What has it brought you?

“A lot. Looking back now, it’s especially nice to see how this company has developed from a ‘simple’ road haulier to a logistics service provider that not only operates in warehousing, but also in air and sea freight with foreign branches. The dynamics and foreign contacts have brought me a lot in those forty years. Very important to me in that period was working with people.”

As a ‘boomer’, how do you interact with other generations?

“I have found working with different generations very enjoyable. It is wonderful to work with both young and experienced people. When you talk about the profession, it’s nice to see, how that has evolved in people’s education over the years. In my younger years, mulo or meao were fine, but that has evolved into hbo and wo. As a logistics service provider, Neele-Vat needs people – also considering its size – with the most diverse education: from vmbo level to scientific background. It is great fun to work with young people. Especially with graduates of universities of applied sciences and higher education when it comes to their development. In their own way, they have learned to think abstractly and come up with ideas that make me think: we can do it that way too. I found and still find it especially important that you have to constantly engage with your people – whatever generation it may be – and above all challenge them.”

Does the current generation have it better together?

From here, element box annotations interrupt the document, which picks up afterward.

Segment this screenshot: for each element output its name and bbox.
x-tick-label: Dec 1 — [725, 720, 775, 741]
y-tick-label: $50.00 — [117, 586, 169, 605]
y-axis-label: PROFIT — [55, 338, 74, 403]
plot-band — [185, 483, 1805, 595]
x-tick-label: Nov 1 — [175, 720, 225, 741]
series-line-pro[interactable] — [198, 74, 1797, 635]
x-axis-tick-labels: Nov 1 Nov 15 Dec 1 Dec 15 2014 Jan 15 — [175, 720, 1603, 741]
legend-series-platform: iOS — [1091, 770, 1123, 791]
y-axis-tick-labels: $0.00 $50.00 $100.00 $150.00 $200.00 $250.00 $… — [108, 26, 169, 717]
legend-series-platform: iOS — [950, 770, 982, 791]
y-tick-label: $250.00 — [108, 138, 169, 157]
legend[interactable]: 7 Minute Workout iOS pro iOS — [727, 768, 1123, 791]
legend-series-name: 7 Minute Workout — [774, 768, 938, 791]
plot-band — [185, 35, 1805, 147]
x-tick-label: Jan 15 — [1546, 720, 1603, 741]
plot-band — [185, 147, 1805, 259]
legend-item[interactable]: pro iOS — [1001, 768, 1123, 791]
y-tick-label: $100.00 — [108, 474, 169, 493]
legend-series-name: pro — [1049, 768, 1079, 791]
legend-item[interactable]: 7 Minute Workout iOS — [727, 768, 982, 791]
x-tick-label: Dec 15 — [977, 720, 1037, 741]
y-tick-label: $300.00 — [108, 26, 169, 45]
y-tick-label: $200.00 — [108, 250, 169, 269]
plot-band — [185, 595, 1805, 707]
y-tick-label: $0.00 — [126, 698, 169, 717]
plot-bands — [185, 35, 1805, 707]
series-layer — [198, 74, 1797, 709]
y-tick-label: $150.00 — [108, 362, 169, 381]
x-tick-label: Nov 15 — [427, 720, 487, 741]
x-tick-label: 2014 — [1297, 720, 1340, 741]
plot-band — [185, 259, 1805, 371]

“I doubt that. In our time, maybe the psychological pressure was less. Nowadays, the world has become so small that the pressure to react quickly is very strong. In my time, we still had the telex or the telephone. Those were the only forms of communication, and then a response could take a few hours or a day. Today’s generation has much more handles with IT. In that sense, I think they have much more time and space for development and challenges. In doing business in the past, I did a lot from the gut, and sometimes things went wrong. We can’t do that now, especially when you consider the size of our company.”